The Attraction of Cheap Power
According to Rhoades, the city of Riverside has proved appealing to industrial users, especially those that are high users of electricity. In the past year, companies with high electricity requirements have rushed to Riverside to take advantage of the savings offered through its municipal utility, Rhoades said. The city's utility rates, which are 60 percent lower than those of Southern California Edison on a straight comparison basis, have attracted plastics companies, cold storage companies and commercial printers to the area, said Kevin Palmer, economic development manager for Riverside. Quebecor World, the world's largest commercial printer, signed an agreement to occupy 196,000 square feet at Space Center Sycamore Canyon in Riverside. The company will relocate from its existing facility in Ontario when the project is completed in the first quarter, officials said. Investment Building Group, a Newport Beach-based developer, will complete the first phase of its 48 Sycamore Canyon Project in the third quarter of this year, Palmer said. The $10 million speculative industrial park, built on 14 acres, will consist of three buildings ranging in size from 42,000 square feet to 150,000 square feet.
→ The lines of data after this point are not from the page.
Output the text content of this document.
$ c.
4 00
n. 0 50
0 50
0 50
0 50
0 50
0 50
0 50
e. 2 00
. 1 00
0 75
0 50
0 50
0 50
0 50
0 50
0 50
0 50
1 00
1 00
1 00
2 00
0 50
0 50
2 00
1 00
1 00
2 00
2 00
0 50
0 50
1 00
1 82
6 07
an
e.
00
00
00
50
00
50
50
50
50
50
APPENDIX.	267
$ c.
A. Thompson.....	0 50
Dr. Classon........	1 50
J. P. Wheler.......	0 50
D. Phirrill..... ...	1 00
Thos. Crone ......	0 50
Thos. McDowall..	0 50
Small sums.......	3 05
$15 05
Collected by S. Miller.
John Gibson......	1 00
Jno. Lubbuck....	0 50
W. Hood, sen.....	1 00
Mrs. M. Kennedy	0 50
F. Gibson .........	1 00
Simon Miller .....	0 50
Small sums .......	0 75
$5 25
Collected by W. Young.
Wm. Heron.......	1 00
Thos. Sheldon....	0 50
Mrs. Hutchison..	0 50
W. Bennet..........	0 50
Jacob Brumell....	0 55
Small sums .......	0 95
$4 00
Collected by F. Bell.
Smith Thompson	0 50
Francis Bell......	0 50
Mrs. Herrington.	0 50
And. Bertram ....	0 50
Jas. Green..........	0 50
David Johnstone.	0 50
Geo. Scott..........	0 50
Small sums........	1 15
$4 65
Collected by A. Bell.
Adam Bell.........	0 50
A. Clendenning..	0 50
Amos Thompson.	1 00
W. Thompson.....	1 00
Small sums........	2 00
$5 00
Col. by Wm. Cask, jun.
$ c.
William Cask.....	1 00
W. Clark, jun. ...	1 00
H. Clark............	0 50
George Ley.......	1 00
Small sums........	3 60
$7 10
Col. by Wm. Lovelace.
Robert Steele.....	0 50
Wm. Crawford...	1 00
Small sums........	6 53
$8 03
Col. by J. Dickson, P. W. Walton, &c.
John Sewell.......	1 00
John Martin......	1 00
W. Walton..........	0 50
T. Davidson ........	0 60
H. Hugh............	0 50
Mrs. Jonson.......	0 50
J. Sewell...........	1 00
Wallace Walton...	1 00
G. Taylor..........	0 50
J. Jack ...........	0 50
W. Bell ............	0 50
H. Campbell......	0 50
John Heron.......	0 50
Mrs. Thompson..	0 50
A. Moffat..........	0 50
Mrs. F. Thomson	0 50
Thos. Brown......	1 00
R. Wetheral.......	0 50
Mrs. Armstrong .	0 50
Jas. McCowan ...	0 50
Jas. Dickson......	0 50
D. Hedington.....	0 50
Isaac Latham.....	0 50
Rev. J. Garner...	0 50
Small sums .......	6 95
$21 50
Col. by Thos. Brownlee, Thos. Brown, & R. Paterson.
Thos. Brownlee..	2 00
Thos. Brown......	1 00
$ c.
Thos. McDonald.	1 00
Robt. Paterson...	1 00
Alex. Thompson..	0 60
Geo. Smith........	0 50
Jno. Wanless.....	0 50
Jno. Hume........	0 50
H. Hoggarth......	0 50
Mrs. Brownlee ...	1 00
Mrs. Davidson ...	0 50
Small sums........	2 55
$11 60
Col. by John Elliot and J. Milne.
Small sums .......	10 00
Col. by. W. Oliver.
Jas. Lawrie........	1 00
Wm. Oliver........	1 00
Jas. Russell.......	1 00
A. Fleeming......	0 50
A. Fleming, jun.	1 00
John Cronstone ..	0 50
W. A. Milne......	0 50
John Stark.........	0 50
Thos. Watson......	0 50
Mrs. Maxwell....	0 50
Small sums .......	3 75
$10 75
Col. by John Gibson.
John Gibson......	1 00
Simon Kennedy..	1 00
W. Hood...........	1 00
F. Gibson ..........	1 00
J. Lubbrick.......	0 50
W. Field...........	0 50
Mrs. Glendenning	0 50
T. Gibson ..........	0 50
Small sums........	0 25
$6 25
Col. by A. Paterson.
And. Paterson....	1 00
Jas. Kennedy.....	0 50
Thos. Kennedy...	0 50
Some city officials are concerned that the strong demand for industrial product in Riverside could leave the area with little available product in the coming years. "These current projects are very critical because we don't want to find ourselves with no product available for immediate occupancy," Palmer said. "We are trying to work with developers to get them into the market as quickly as we can, expedite the plan-check, meet infrastructure needs and basically do anything we can do to facilitate this."
Next Generation
As land becomes more and more scarce, there will be opportunities for second-generation leasing of older buildings in cities such as Ontario and Rancho Cucamonga, Rhoades said. The lack of available land will also stimulate growth in communities such as Perris, Moreno Valley, Rialto and Colton, he said. According to Agan, industrial growth will follow infrastructure improvements. "You have to see where the goods are traveling and where the roads are being improved," he said. "Infrastructure enhancement on the 15 and 210 freeways, and the new 18 freeway in Victorville will create dramatic growth in those areas."